Laying Down Black-Letter Law

Back in the Reagan years, it was the British investor and occasional media baron Sir James Goldsmith who warned, once in 1987 that I recall, “America—You Falter.”  Now it is another Commonwealthman who brings the same warning: Conrad Black.  Writing in today’s New York Sun, Black hits all the right notes; this is the most salient excerpt:

[F]or this administration to redeem its credibility now would require a change of direction and method so radical it would be the national equivalent of the comeback of Lazarus: a miraculous revolution in the condition of an individual (President Obama), and a comparable metamorphosis (or a comprehensive replacement) of the astonishingly implausible claque around him.

Until recently, it would have been unimaginable to conceive of John Kerry as the strongman of the National Security Council. This is the man who attended political catechism classes from the North Vietnamese to memorize and repeat their accusations against his country of war crimes in Indochina, and, inter alia, ran for president in 2004 asserting that while he had voted to invade Iraq in 2003, he was not implicated in that decision because he did not vote to fund the invasion once underway. (Perhaps Thomas E. Dewey would have been an upset presidential winner in 1944 if he had proclaimed his support for the D-Day landings but advocated an immediate cut-off of funds for General Eisenhower’s armies of liberation.)

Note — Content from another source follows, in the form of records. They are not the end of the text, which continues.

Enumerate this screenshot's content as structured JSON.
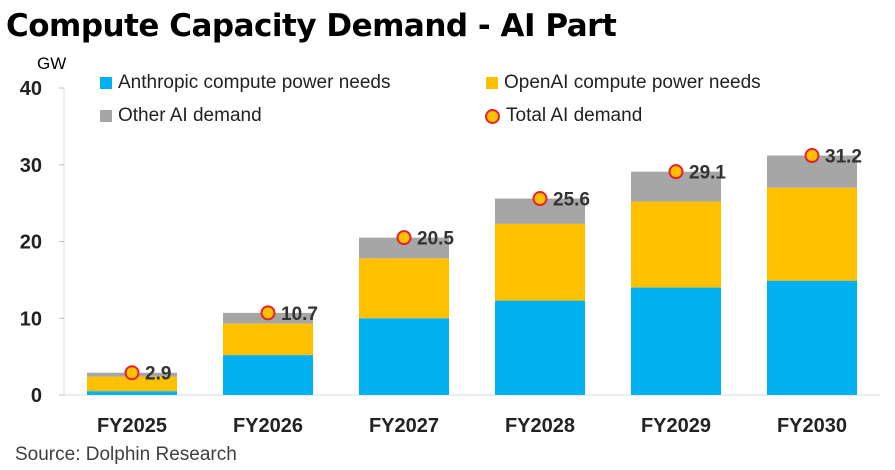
{
  "title": "Compute Capacity Demand - AI Part",
  "unit_label": "GW",
  "source": "Source: Dolphin Research",
  "watermark": "DolphinResearch",
  "legend": [
    {
      "label": "Anthropic compute power needs",
      "color": "#00B0F0",
      "kind": "bar"
    },
    {
      "label": "OpenAI compute power needs",
      "color": "#FFC000",
      "kind": "bar"
    },
    {
      "label": "Other AI demand",
      "color": "#A6A6A6",
      "kind": "bar"
    },
    {
      "label": "Total AI demand",
      "color": "#FFC000",
      "kind": "marker",
      "outline": "#E8202A"
    }
  ],
  "chart_data": {
    "type": "bar",
    "stacked": true,
    "categories": [
      "FY2025",
      "FY2026",
      "FY2027",
      "FY2028",
      "FY2029",
      "FY2030"
    ],
    "series": [
      {
        "name": "Anthropic compute power needs",
        "color": "#00B0F0",
        "values": [
          0.5,
          5.2,
          10.0,
          12.3,
          14.0,
          14.9
        ]
      },
      {
        "name": "OpenAI compute power needs",
        "color": "#FFC000",
        "values": [
          1.9,
          4.1,
          7.8,
          10.0,
          11.2,
          12.1
        ]
      },
      {
        "name": "Other AI demand",
        "color": "#A6A6A6",
        "values": [
          0.5,
          1.4,
          2.7,
          3.3,
          3.9,
          4.2
        ]
      }
    ],
    "totals": {
      "name": "Total AI demand",
      "values": [
        2.9,
        10.7,
        20.5,
        25.6,
        29.1,
        31.2
      ],
      "labels": [
        "2.9",
        "10.7",
        "20.5",
        "25.6",
        "29.1",
        "31.2"
      ]
    },
    "ylabel": "GW",
    "ylim": [
      0,
      40
    ],
    "yticks": [
      0,
      10,
      20,
      30,
      40
    ],
    "grid": false,
    "legend_position": "top"
  }
}
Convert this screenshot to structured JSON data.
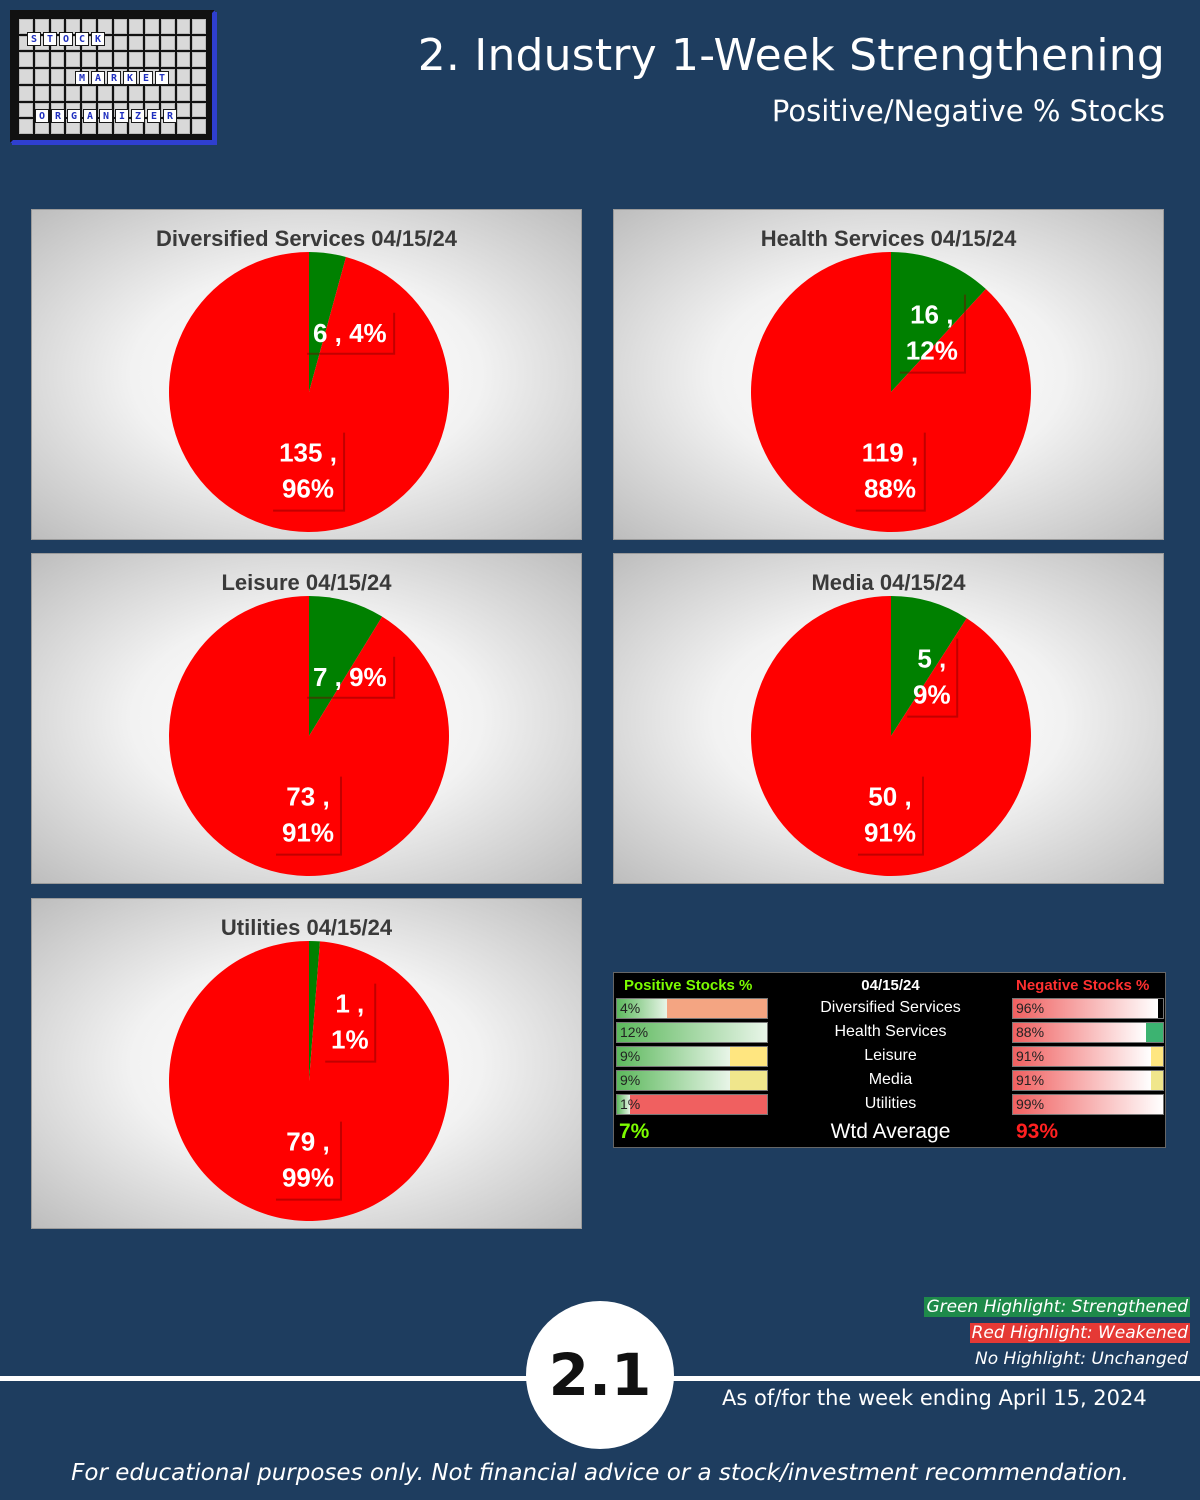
{
  "header": {
    "title": "2. Industry 1-Week Strengthening",
    "subtitle": "Positive/Negative % Stocks"
  },
  "logo": {
    "words": [
      "STOCK",
      "MARKET",
      "ORGANIZER"
    ]
  },
  "colors": {
    "background": "#1e3d5f",
    "positive": "#008000",
    "negative": "#ff0000"
  },
  "chart_data": [
    {
      "type": "pie",
      "title": "Diversified Services 04/15/24",
      "slices": [
        {
          "name": "Positive",
          "value": 6,
          "label_line1": "6 , 4%",
          "label_line2": ""
        },
        {
          "name": "Negative",
          "value": 135,
          "label_line1": "135 ,",
          "label_line2": "96%"
        }
      ]
    },
    {
      "type": "pie",
      "title": "Health Services 04/15/24",
      "slices": [
        {
          "name": "Positive",
          "value": 16,
          "label_line1": "16 ,",
          "label_line2": "12%"
        },
        {
          "name": "Negative",
          "value": 119,
          "label_line1": "119 ,",
          "label_line2": "88%"
        }
      ]
    },
    {
      "type": "pie",
      "title": "Leisure 04/15/24",
      "slices": [
        {
          "name": "Positive",
          "value": 7,
          "label_line1": "7 , 9%",
          "label_line2": ""
        },
        {
          "name": "Negative",
          "value": 73,
          "label_line1": "73 ,",
          "label_line2": "91%"
        }
      ]
    },
    {
      "type": "pie",
      "title": "Media 04/15/24",
      "slices": [
        {
          "name": "Positive",
          "value": 5,
          "label_line1": "5 ,",
          "label_line2": "9%"
        },
        {
          "name": "Negative",
          "value": 50,
          "label_line1": "50 ,",
          "label_line2": "91%"
        }
      ]
    },
    {
      "type": "pie",
      "title": "Utilities 04/15/24",
      "slices": [
        {
          "name": "Positive",
          "value": 1,
          "label_line1": "1 ,",
          "label_line2": "1%"
        },
        {
          "name": "Negative",
          "value": 79,
          "label_line1": "79 ,",
          "label_line2": "99%"
        }
      ]
    }
  ],
  "summary": {
    "pos_header": "Positive Stocks %",
    "date_header": "04/15/24",
    "neg_header": "Negative Stocks %",
    "rows": [
      {
        "industry": "Diversified Services",
        "pos": 4,
        "pos_label": "4%",
        "neg": 96,
        "neg_label": "96%",
        "pos_bg": "#f4a582",
        "neg_bg": "#000000"
      },
      {
        "industry": "Health Services",
        "pos": 12,
        "pos_label": "12%",
        "neg": 88,
        "neg_label": "88%",
        "pos_bg": "#ffffff",
        "neg_bg": "#3cb371"
      },
      {
        "industry": "Leisure",
        "pos": 9,
        "pos_label": "9%",
        "neg": 91,
        "neg_label": "91%",
        "pos_bg": "#ffe680",
        "neg_bg": "#ffe680"
      },
      {
        "industry": "Media",
        "pos": 9,
        "pos_label": "9%",
        "neg": 91,
        "neg_label": "91%",
        "pos_bg": "#f0e68c",
        "neg_bg": "#f0e68c"
      },
      {
        "industry": "Utilities",
        "pos": 1,
        "pos_label": "1%",
        "neg": 99,
        "neg_label": "99%",
        "pos_bg": "#f06060",
        "neg_bg": "#000000"
      }
    ],
    "avg_label": "Wtd Average",
    "avg_pos": "7%",
    "avg_neg": "93%"
  },
  "legend": {
    "green": "Green Highlight: Strengthened",
    "red": "Red Highlight: Weakened",
    "none": "No Highlight: Unchanged"
  },
  "footer": {
    "badge": "2.1",
    "as_of": "As of/for the week ending April 15, 2024",
    "disclaimer": "For educational purposes only. Not financial advice or a stock/investment recommendation."
  }
}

As has been touched upon here before, the desire to avoid America in another foreign conflict is understandable. But if that is the policy, the president of the United States should not state that presidents of countries in upheaval (e.g., Bashar Assad) “must go,” should not draw “red lines” and ignore them, should not devise plans to punish rogue leaders but not actually damage their war-making ability, should not promise action and send forces to carry out the action, and then have, in current parlance, a public “conversation” with himself about whether to do anything, and should not thereby abdicate his great office in all respects except the salary and perquisites.